Poupança de milhões e redução de infecções
E que resultados teve este programa de troca de seringas? Anabela Madeira explica que, de acordo com o único estudo que foi feito, em 2002, concluiu-se que foram evitadas sete infecções por VIH por cada 10 utilizadores de drogas injectáveis. Anabela Madeira conta que, só em custos directos com o tratamento destes potenciais infectados, a poupança para o erário público ascendeu a 400 milhões de euros.

Humberto Martins é o director da área profissional da ANF


Mas as poupanças não se ficam por aí: não foram considerados os riscos de transmissão do vírus por via sexual - o kit traz um preservativo que também ajudou a limitar os contágios. Nem foram contabilizadas as infecções do vírus da hepatite C. Se tivessem sido considerados, a poupança deste programa poderia ascender a dois mil milhões de euros. E estes resultados são apenas relativos aos primeiros oito anos do programa - 1993 a 2001!
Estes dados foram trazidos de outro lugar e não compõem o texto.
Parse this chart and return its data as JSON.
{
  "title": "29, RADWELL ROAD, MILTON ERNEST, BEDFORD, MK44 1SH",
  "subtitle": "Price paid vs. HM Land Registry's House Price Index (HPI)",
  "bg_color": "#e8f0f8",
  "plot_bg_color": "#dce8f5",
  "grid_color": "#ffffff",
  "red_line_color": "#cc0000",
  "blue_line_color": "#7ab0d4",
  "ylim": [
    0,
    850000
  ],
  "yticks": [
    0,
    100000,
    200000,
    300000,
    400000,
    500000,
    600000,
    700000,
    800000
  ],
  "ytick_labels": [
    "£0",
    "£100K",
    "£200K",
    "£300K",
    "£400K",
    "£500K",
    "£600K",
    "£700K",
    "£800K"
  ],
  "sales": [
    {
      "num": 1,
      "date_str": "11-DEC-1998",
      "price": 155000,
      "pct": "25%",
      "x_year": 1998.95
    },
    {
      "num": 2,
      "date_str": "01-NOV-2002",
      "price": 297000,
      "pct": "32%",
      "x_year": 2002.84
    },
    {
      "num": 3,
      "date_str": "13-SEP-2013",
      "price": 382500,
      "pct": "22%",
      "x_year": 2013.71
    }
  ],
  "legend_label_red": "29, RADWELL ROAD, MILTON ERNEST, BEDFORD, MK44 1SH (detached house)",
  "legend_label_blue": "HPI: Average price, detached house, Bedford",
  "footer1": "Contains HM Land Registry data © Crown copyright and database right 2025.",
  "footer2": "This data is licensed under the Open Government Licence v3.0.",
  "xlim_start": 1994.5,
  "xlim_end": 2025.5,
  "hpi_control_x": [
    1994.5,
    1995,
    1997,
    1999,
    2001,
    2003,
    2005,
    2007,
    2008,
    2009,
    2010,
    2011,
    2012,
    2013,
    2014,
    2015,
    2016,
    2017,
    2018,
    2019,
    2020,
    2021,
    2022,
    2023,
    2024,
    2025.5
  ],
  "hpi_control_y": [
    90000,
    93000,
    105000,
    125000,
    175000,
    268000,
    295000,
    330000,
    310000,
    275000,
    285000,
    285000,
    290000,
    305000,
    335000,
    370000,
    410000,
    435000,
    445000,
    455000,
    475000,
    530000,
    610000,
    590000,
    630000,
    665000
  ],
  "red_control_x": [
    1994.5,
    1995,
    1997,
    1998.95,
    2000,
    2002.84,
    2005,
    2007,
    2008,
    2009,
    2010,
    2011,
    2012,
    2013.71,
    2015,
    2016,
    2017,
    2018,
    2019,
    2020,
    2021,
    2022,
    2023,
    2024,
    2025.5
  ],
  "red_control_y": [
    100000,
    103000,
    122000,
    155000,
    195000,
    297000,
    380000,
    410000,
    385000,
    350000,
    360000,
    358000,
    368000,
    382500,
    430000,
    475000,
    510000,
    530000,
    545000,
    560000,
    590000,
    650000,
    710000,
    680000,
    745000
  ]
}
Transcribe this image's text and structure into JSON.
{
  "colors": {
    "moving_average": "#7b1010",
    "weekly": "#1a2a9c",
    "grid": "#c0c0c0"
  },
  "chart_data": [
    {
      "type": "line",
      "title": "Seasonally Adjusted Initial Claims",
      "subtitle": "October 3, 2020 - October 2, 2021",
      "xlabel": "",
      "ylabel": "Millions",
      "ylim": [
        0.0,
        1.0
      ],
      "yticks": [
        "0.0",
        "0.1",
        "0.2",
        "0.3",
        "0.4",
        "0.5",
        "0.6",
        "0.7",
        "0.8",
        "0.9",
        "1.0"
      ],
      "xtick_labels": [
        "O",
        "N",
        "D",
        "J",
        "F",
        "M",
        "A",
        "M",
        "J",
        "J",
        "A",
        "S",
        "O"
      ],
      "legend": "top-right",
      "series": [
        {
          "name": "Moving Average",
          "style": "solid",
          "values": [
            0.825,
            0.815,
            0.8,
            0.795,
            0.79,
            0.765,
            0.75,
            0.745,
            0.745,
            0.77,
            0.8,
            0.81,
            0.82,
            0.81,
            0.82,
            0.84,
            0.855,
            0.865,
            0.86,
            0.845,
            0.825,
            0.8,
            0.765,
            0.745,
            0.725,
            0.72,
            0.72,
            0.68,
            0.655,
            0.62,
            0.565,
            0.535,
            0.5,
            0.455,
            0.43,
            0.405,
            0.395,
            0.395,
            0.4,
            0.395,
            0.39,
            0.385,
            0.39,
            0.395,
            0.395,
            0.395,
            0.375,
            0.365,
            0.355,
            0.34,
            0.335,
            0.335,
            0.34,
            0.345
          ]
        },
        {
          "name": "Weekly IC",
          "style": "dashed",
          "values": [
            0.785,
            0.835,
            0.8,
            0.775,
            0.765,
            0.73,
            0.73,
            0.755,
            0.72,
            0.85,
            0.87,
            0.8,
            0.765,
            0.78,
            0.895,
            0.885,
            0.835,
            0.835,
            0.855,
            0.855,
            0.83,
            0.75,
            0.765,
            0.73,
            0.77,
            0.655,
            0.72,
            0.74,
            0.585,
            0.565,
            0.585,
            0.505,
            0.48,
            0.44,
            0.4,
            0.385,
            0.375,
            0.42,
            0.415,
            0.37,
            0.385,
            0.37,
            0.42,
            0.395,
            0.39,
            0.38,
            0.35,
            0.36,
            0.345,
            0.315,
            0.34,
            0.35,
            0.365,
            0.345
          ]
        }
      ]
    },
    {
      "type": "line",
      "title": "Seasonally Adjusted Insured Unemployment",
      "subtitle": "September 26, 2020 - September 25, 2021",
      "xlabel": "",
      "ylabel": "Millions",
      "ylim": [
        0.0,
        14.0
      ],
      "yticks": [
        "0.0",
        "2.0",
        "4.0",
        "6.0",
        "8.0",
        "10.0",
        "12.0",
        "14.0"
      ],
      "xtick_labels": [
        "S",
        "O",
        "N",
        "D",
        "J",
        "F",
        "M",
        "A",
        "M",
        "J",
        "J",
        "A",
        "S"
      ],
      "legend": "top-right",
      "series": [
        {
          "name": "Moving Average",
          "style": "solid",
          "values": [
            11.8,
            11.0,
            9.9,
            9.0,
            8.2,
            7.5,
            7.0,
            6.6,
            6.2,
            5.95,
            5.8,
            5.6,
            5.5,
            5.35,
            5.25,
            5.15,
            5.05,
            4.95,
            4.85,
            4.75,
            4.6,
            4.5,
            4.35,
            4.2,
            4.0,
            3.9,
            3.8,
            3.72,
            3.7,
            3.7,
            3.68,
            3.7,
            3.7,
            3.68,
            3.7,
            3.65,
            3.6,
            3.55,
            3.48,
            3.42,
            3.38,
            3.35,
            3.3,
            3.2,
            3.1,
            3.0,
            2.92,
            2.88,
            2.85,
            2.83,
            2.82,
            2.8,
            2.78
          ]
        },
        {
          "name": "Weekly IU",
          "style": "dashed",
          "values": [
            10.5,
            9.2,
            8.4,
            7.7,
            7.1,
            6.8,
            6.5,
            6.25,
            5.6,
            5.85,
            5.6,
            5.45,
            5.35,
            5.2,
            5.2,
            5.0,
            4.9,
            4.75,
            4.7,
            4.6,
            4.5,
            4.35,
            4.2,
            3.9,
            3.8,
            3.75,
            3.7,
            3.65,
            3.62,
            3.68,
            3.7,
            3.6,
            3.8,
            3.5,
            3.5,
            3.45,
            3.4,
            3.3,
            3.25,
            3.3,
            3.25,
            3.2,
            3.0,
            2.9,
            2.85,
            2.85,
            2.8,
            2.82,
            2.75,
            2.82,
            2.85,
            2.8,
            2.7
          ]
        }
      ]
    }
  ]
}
Acresce que, em 1996, 60% dos novos casos de infecção por VIH eram protagonizados por utilizadores de drogas injectáveis - uma cifra que caiu para meros 6,9% em 2013.

Razões suficientes para que Sílvia Rodrigues, vogal da direcção da ANF, considere que esta iniciativa seja "frequentemente citada internacionalmente como um exemplo". É que, nota, "em 1998 havia na Europa mais de 300 programas similares, mas 43% dos postos de troca de seringas eram em Portugal", o que dá uma ideia da abrangência do programa português.